Download or read book Writing for Engagement written by Mary P. Sheridan and published by Lexington Books. This book was released on 2018-05-07 with total page 315 pages. Available in PDF, EPUB and Kindle. Book excerpt: Engagement is trendy. Although paired most often with community, diverse invocations of engagement have gained cache, capturing longstanding shifts toward new practices of knowledge making that both reflect and facilitate multiple ways of being an academic. Engagement functions as a gloss for these shifts—addressing more expansive understandings of where, how, and with whom we research, teach, and partner. This book examines these shifts, locating them within socio-economic trends within and beyond the higher educational landscape, with particular focus on how they have been enacted within the diverse subfields of writing studies. In so doing, this book provides concrete models for enacting these new responsive practices, thereby encouraging scholars to examine how they can facilitate writing for social action through taking positions, building relationships, and crossing boundaries.

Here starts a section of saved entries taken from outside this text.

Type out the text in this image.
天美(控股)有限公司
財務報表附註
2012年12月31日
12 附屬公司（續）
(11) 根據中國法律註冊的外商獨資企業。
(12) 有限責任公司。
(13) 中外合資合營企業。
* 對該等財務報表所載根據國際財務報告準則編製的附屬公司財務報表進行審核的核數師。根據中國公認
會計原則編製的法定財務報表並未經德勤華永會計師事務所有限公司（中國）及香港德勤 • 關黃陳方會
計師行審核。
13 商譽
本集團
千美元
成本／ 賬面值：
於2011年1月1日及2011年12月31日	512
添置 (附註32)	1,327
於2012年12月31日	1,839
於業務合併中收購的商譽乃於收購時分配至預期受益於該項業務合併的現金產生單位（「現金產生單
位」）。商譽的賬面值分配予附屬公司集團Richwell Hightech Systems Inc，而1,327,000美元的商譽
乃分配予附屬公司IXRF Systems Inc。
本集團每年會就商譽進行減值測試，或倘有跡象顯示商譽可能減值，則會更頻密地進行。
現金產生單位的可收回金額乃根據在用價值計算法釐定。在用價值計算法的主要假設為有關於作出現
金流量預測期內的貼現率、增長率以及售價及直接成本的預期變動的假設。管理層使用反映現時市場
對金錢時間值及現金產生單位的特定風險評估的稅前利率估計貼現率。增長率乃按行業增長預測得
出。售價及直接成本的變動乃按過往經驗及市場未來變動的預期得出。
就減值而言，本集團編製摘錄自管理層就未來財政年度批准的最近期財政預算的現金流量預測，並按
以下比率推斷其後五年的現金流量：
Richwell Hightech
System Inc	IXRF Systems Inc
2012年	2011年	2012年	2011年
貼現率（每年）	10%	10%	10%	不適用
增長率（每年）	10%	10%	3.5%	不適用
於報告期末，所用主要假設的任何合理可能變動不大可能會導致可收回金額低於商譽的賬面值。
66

Download or read book Thinking Globally Composing Locally written by Rich Rice and published by University Press of Colorado. This book was released on 2018-05-01 with total page 350 pages. Available in PDF, EPUB and Kindle. Book excerpt: Thinking Globally, Composing Locally explores how writing and its pedagogy should adapt to the ever-expanding environment of international online communication. Communication to a global audience presents a number of new challenges; writers seeking to connect with individuals from many different cultures must rethink their concept of audience. They must also prepare to address friction that may arise from cross-cultural rhetorical situations, variation in available technology and in access between interlocutors, and disparate legal environments. The volume offers a pedagogical framework that addresses three interconnected and overarching objectives: using online media to contact audiences from other cultures to share ideas; presenting ideas in a manner that invites audiences from other cultures to recognize, understand, and convey or act upon them; and composing ideas to connect with global audiences to engage in ongoing and meaningful exchanges via online media. Chapters explore a diverse range of pedagogical techniques, including digital notebooks designed to create a space for active dialogic and multicultural inquiry, experience mapping to identify communication disruption points in international customer service, and online forums used in global distance education. Thinking Globally, Composing Locally will prove an invaluable resource for instructors seeking to address the many exigencies of online writing situations in global environments. Contributors: Suzanne Blum Malley, Katherine Bridgman, Maury Elizabeth Brown, Kaitlin Clinnin, Cynthia Davidson, Susan Delagrange, Scott Lloyd Dewitt, Amber Engelson, Kay Halasek, Lavinia Hirsu, Daniel Hocutt, Vassiliki Kourbani, Tika Lamsal, Liz Lane, Ben Lauren, J. C. Lee, Ben McCorkle, Jen Michaels, Minh-Tam Nguyen, Beau S. Pihlaja, Ma Pilar Milagros, Cynthia L. Selfe, Heather Turner, Don Unger, Josephine Walwema
Download or read book English Studies Online written by Willam P. Banks and published by Parlor Press LLC. This book was released on 2021-06-19 with total page 295 pages. Available in PDF, EPUB and Kindle. Book excerpt: English Studies Online: Programs, Practices, Possibilities represents a collection of essays by established teacher-scholars across English Studies who offer critical commentary on how they have worked to create and sustain high-impact online programs (majors, minors, certificates) and courses in the field. Ultimately, these chapters explore the programs and classroom practices that can help faculty across English Studies to think carefully and critically about the changes that online education affords us, the rich possibilities such courses and programs bring, and some potential problems they can introduce into our department and college ecologies. By highlighting both innovative pedagogies and hybrid methods, the authors in our collection demonstrate how we might engage these changes more productively. Divided into three interrelated conversations — practices, programs, and possibilities — the essays in this collection demonstrate some of the innovative pedagogical work going on in English departments around the United States in order to highlight how both hybrid and fully online programs in English Studies can help us to more meaningfully and purposefully enact the values of a liberal arts education. This collection serves as both a cautionary history of teaching practices and programs that have developed in English Studies and a space to support faculty and administrators in making the case for why and how humanities disciplines can be important contributors to digital teaching and learning. Contributors include Joanne Addison, William P. Banks, Lisa Beckelhimer, Dev K. Bose, Elizabeth Burrows, Amy Cicchino, Erin A. Frost, Heidi Skurat Harris, John Havard, Marcela Hebbard, Stephanie Hedge, Ashley J. Holmes, George Jensen, Karen Kuralt, Michele Griegel-McCord, Samantha McNeilly, Lilian Mina, Catrina Mitchum, Janine Morris, Michael Neal, Cynthia Nitz Ris, Rochelle Rodrigo, Cecilia Shelton, Susan Spangler, Katelyn Stark, Eric Sterling, and Richard C. Taylor.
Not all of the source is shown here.